I had a lot of trouble starting this, and the majority of the time was taken up trying to get the pattern to a point that suited me. I’d really encourage anyone thinking of making their own wedding dress to start with a pattern that has has a few key components you’re looking for, understanding that you’ll have to modify (hack) it a bit. Here, you can see various stages:
You can see there were a bunch of problems with getting the bodice to fit properly. I was so frustrated at the end of all of this that I put away the bodice block I came up with and haven’t taken it out since. 😦
Looking at all the photos, I wish I’d raised the waist band about 1.5”. I never quite achieved the blouse-y look I’d been after for the top, which means occasionally it looks like I’ve got a bit of a bigger belly (blouse-y in the lower abdomen…not entirely flattering).
I also think it would have been better for the bodice to be closer-fitting on a dress this long. Experienced sewists know this, I’m sure, but having the entire weight of the dress hang off of the tiny shoulder seams and the curved waistband is not the sturdiest of construction methods.
But anyway, it’s not so bad, and it only had to last one day.
Second, the fabric:
Actually, this was the driving force behind my decision. I was so grumpy every time I learned that a $700 dress was 100% polyester. And that’s the low end of the wedding dress business. Anyway, I ended up getting silk charmeuse from Mood for the outer and lining fabric and underlining it with crepe de chine from Fabric Mart. That worked out pretty well.
The dress was great for the weather. It was hot, I was comfortable, etc.
Third, the construction:
I really can’t recommend the Susan Khalje Couture Dress class enough. It’s pretty good value on Craftsy compared to her newer class on her own site, though I haven’t taken the second one so can’t fairly compare them otherwise. She explains both the how-to and the reasoning of different techniques very well, and the class is ordered well. I referred back to it frequently, even for simple construction order issues, when I was making this dress.
I frenched all of the seams, which worked well. They’re strong even though the fabric is quite delicate.
As an aside, I did baste the underlining to the fabric by machine. I definitely would not do that now. Hand basting is much better, and I think some of the little wrinkles around the seams could have been avoided. But you can’t know everything 10 months into your sewing.
<— That black outline is my black silk basting threat. That beer was my fortitude.
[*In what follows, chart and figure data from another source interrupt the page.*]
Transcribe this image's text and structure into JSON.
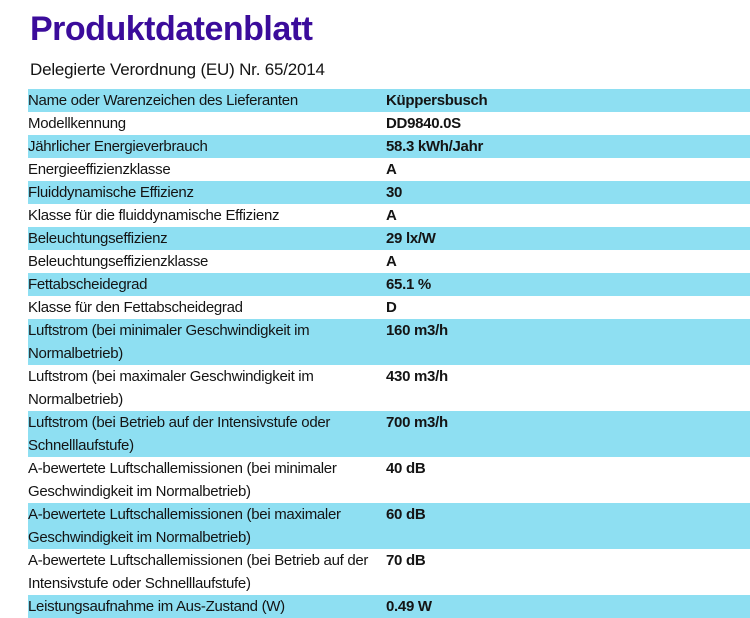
{
  "page": {
    "title": "Produktdatenblatt",
    "subtitle": "Delegierte Verordnung (EU) Nr. 65/2014"
  },
  "colors": {
    "title_purple": "#3b0c9b",
    "row_highlight_blue": "#8edff2",
    "text": "#141414",
    "background": "#ffffff"
  },
  "table": {
    "rows": [
      {
        "label": "Name oder Warenzeichen des Lieferanten",
        "value": "Küppersbusch",
        "highlight": true
      },
      {
        "label": "Modellkennung",
        "value": "DD9840.0S",
        "highlight": false
      },
      {
        "label": "Jährlicher Energieverbrauch",
        "value": "58.3 kWh/Jahr",
        "highlight": true
      },
      {
        "label": "Energieeffizienzklasse",
        "value": "A",
        "highlight": false
      },
      {
        "label": "Fluiddynamische Effizienz",
        "value": "30",
        "highlight": true
      },
      {
        "label": "Klasse für die fluiddynamische Effizienz",
        "value": "A",
        "highlight": false
      },
      {
        "label": "Beleuchtungseffizienz",
        "value": "29 lx/W",
        "highlight": true
      },
      {
        "label": "Beleuchtungseffizienzklasse",
        "value": "A",
        "highlight": false
      },
      {
        "label": "Fettabscheidegrad",
        "value": "65.1 %",
        "highlight": true
      },
      {
        "label": "Klasse für den Fettabscheidegrad",
        "value": "D",
        "highlight": false
      },
      {
        "label": "Luftstrom (bei minimaler Geschwindigkeit im Normalbetrieb)",
        "value": "160 m3/h",
        "highlight": true
      },
      {
        "label": "Luftstrom (bei maximaler Geschwindigkeit im Normalbetrieb)",
        "value": "430 m3/h",
        "highlight": false
      },
      {
        "label": "Luftstrom (bei Betrieb auf der Intensivstufe oder Schnelllaufstufe)",
        "value": "700 m3/h",
        "highlight": true
      },
      {
        "label": "A-bewertete Luftschallemissionen (bei minimaler Geschwindigkeit im Normalbetrieb)",
        "value": "40 dB",
        "highlight": false
      },
      {
        "label": "A-bewertete Luftschallemissionen (bei maximaler Geschwindigkeit im Normalbetrieb)",
        "value": "60 dB",
        "highlight": true
      },
      {
        "label": "A-bewertete Luftschallemissionen (bei Betrieb auf der Intensivstufe oder Schnelllaufstufe)",
        "value": "70 dB",
        "highlight": false
      },
      {
        "label": "Leistungsaufnahme im Aus-Zustand (W)",
        "value": "0.49 W",
        "highlight": true
      }
    ]
  }
}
And finally, the timeline:
What the hell was I thinking. The time stamp on that photo with the machine-basted layers is from May 23. I got married on June 14. We moved cities on June 7. To say I was cutting it close is a massive understatement. It worked out in the end, but it also drove me a bit mental. I’d say if you haven’t started the construction phase of your final garment six weeks out, you should just make a trip to J.Crew’s bridal section and then take the dress to your local tailor for hemming.
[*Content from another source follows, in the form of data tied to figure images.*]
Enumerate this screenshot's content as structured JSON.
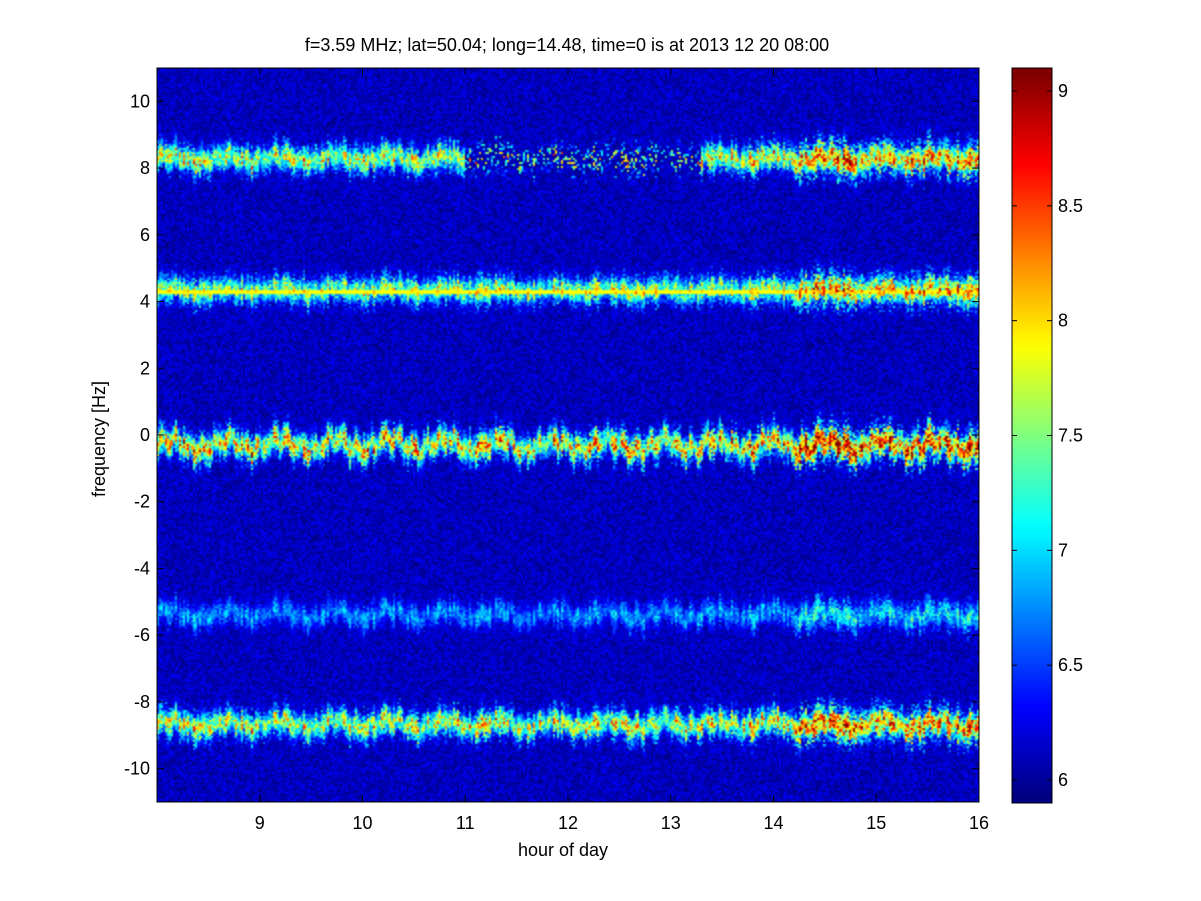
{
  "chart_data": {
    "type": "heatmap",
    "title": "f=3.59 MHz;  lat=50.04; long=14.48, time=0 is at 2013 12 20 08:00",
    "xlabel": "hour of day",
    "ylabel": "frequency [Hz]",
    "xlim": [
      8,
      16
    ],
    "ylim": [
      -11,
      11
    ],
    "x_ticks": [
      9,
      10,
      11,
      12,
      13,
      14,
      15,
      16
    ],
    "x_tick_labels": [
      "9",
      "10",
      "11",
      "12",
      "13",
      "14",
      "15",
      "16"
    ],
    "y_ticks": [
      -10,
      -8,
      -6,
      -4,
      -2,
      0,
      2,
      4,
      6,
      8,
      10
    ],
    "y_tick_labels": [
      "-10",
      "-8",
      "-6",
      "-4",
      "-2",
      "0",
      "2",
      "4",
      "6",
      "8",
      "10"
    ],
    "colorbar": {
      "range": [
        5.9,
        9.1
      ],
      "ticks": [
        6,
        6.5,
        7,
        7.5,
        8,
        8.5,
        9
      ],
      "tick_labels": [
        "6",
        "6.5",
        "7",
        "7.5",
        "8",
        "8.5",
        "9"
      ],
      "colormap": "jet"
    },
    "background_value": 5.9,
    "bands": [
      {
        "center_hz": 8.3,
        "strength": 0.78,
        "wobble": 0.12,
        "gap_hours": [
          [
            11.0,
            13.3
          ]
        ]
      },
      {
        "center_hz": 4.35,
        "strength": 0.72,
        "wobble": 0.08
      },
      {
        "center_hz": -0.3,
        "strength": 0.9,
        "wobble": 0.2
      },
      {
        "center_hz": -5.4,
        "strength": 0.38,
        "wobble": 0.15
      },
      {
        "center_hz": -8.7,
        "strength": 0.8,
        "wobble": 0.14
      }
    ],
    "constant_line_hz": 4.3,
    "grid": false,
    "legend": "none"
  },
  "colors": {
    "jet_low": "#00008f",
    "jet_high": "#800000",
    "axis": "#000000"
  }
}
I made mine and I STILL ended up taking it to a tailor to have it hemmed. That tailor actually said: But WHY would you do this yourself, we could have made it for you.
But also: I made it. 🙂
What a cool thing and it came out beautifully! Also, what a great story – way more interesting than not doing it yourself. Yay!
This is awesome! I just discovered your blog. I’m really impressed by people who make their own wedding dresses…and that you were new to this to boot!!
Thanks so much!! It’s funny, with another year of seeing under my belt, I think I’d be more hesitant to embark on wedding dress sewing now than I was then. Beginner overconfidence I think!
I had the same thing 🙂
I have to respond to your opening paragraphs about choosing to draft your on pattern – yes maybe you bit off a little more than you could chew, BUT- I am a BIG Fan of learning by doing and I think you absolutlely did the right thing. Your dress looks beautiful and the lessons learned will serve you well for the rest of your sewing journey. Well done!
I definitely did learn, it’s true. And the bodice draft I’ve used for a few things. My problem was that I just tried to do too much all around and didn’t leave myself quite enough time, given my experience level. But the learning aspect was good, and I wouldn’t likely be brave enough to try it today. So! The biggest takeaway might be that you have to be aggressive about managing the timeline for that kind of project if you’re going to try self drafting.